İYİ PARTİ olarak Çin hükümetinin Türk Milletinin anavatanı olan Doğu Türkistandaki Uygur Türklerine uyguladığı bu zulmü yerinde araştırmak için her parti milletvekillerinden bir komisyon oluşturulmak için verdiğimiz önerge AKP Milletvekillerinin Red, MHP’li Milletvekillerinin çekimser oylarıyla reddedilmiştir.

Diğer bir ifadeyle, "Hira Dağı kadar Müslümanım" diyenler reddetti. "Tanrı Dağı kadar Türk''üm" diyenler masanın altına saklanıp çekimser kaldılar.

Tabii ki bu oylamayı takdir edecek makam yüce Türk Milletidir.
Değerli basın mensupları, Türk Milliyetçileri, Doğu Türkistan’daki bu Çin zulmüne maruz kalan soydaşlarımızın yanındadır. Bu zulmün sona ermesi  için iktidarın sessiz kalmasını kınıyoruz. Ayrıca İslam ülkelerinin bu aymazlığını kabul etmemiz mümkün değildir. İslam ülkeleri siz Doğu Türkistanlıları yoksa, ümmetten saymıyor musunuz. 

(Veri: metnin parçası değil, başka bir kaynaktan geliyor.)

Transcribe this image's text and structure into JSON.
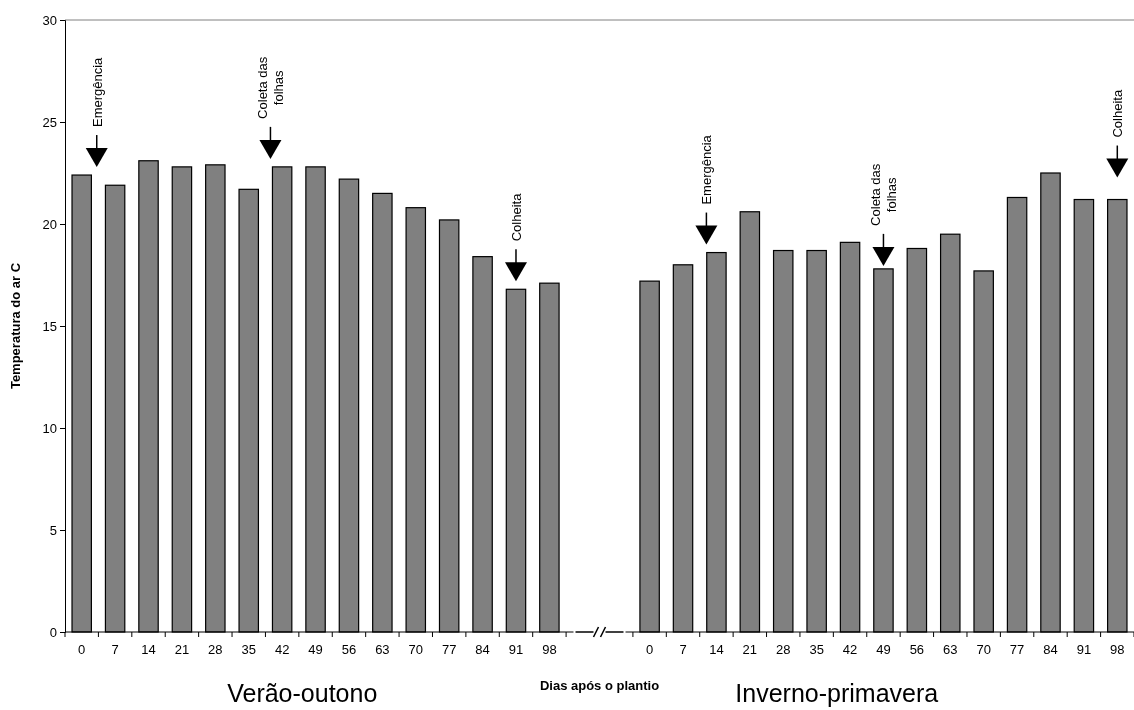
{
  "chart_data": {
    "type": "bar",
    "categories": [
      "0",
      "7",
      "14",
      "21",
      "28",
      "35",
      "42",
      "49",
      "56",
      "63",
      "70",
      "77",
      "84",
      "91",
      "98",
      null,
      null,
      "0",
      "7",
      "14",
      "21",
      "28",
      "35",
      "42",
      "49",
      "56",
      "63",
      "70",
      "77",
      "84",
      "91",
      "98"
    ],
    "values": [
      22.4,
      21.9,
      23.1,
      22.8,
      22.9,
      21.7,
      22.8,
      22.8,
      22.2,
      21.5,
      20.8,
      20.2,
      18.4,
      16.8,
      17.1,
      null,
      null,
      17.2,
      18.0,
      18.6,
      20.6,
      18.7,
      18.7,
      19.1,
      17.8,
      18.8,
      19.5,
      17.7,
      21.3,
      22.5,
      21.2,
      21.2
    ],
    "color": "#808080",
    "xlabel": "Dias após o plantio",
    "ylabel": "Temperatura do ar C",
    "ylim": [
      0,
      30
    ],
    "yticks": [
      0,
      5,
      10,
      15,
      20,
      25,
      30
    ],
    "grid": false,
    "annotations": [
      "Emergência",
      "Coleta das folhas",
      "Colheita",
      "Emergência",
      "Coleta das folhas",
      "Colheita",
      "Verão-outono",
      "Inverno-primavera"
    ]
  }
}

Ozan Arif in dediği gibi; 
Konuşsana müslüman,
Hiç sesin duyulmuyor!
Doğu Türkistan, Türk diye,
Ümmetten mi sayılmıyor ? 
İyi parti olarak bu zulmü her platformda haykırmaya devam edeceğiz.
Soydaşlarımızın dili olmaya devam edeceğiz. 
NE Mutlu Türküm diyene. 
Diyor saygılar sunuyorum.”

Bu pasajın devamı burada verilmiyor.